Following up on the project, suppose you are trying to run a Twisted Places proxy herd on a large set of virtual machines. To keep costs low, you decide to standardize on Linux kernels and use operating system-level virtualization with Linux Containers (LXC). To manage your deployment, you'd like to use Docker.

Your boss is a bit worried about Docker, partly because it's so new, and partly because there is a single source for it—if the main version of Docker is buggy, you'll be toast. She wonders whether it'd be feasible to come up with a separate implementation for Docker, one written in a completely different programming language, so that your team will have the freedom to choose either the standard implementation or the alternative one (let's call it DockAlt), and switch to the alternative if problems crop up in the standard one.

Docker is implemented using the Go programming language, and its developers have explained why they chose Go in their talk Docker: an insider view.

Assignment

Review the insider-view talk, and consider three other languages that are plausible candidates for implementing DockAlt: (1) Java, (2) Python, and (3) a language taken from the following list.
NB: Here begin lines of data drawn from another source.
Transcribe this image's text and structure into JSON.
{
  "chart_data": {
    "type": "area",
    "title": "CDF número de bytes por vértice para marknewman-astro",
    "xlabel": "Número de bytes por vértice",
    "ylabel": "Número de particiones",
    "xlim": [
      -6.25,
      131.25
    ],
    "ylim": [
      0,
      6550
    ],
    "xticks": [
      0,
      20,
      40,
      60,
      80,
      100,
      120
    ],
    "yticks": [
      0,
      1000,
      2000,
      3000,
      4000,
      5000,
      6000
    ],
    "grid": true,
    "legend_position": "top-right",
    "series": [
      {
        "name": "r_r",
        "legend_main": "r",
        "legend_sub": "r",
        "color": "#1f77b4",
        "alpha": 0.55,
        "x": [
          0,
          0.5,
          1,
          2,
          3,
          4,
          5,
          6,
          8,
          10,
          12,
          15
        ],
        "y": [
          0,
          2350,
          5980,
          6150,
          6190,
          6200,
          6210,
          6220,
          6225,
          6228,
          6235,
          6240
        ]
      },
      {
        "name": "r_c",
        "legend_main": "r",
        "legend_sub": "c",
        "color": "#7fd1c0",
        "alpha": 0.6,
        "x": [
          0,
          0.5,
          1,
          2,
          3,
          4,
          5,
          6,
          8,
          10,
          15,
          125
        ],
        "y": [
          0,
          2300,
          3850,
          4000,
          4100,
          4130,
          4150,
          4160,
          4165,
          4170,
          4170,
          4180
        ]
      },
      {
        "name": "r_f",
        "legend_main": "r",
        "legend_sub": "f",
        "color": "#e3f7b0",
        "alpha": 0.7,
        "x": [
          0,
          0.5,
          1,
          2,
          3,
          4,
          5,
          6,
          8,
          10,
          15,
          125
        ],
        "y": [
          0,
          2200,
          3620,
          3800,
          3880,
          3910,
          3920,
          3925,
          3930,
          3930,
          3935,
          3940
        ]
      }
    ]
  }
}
Do some research on your three languages and support software as a potential platform for DockAlt. Your research should include an examination of the language and system documentation to help determine whether it would be an effective way to implement DockAlt.

Unlike the project, we are not expecting working prototypes, though prototypes are welcome.

Write an executive summary that compares the three alternate approaches to each other and to Docker. The summary should be in 10-point font or larger and should be at most three pages. You can put references and appendixes in later pages, if there's not enough room on four pages: the appendixes should contain any source code or diagrams. Your summary should focus on the technologies' effects on ease of use, flexibility, generality, performance, reliability; thie idea is to explore the most-important technical challenges in doing the proposed rewrite. The summary should be suitable for software executives, that is, for readers who have some expertise in software, particularly in managing software developers, but who are not experts in Java or Python or your chosen language. Please keep the resources for written reports and oral presentations in mind, particularly its rubrics and its advice for citations to sources that you consulted.

Submit

Submit a file hw6.pdf containing your summary. If you have prototype code, submit it as a compressed tarball hw6.tar.gz in the usual way; it should include a README file that contains instructions for how to build and run the prototype.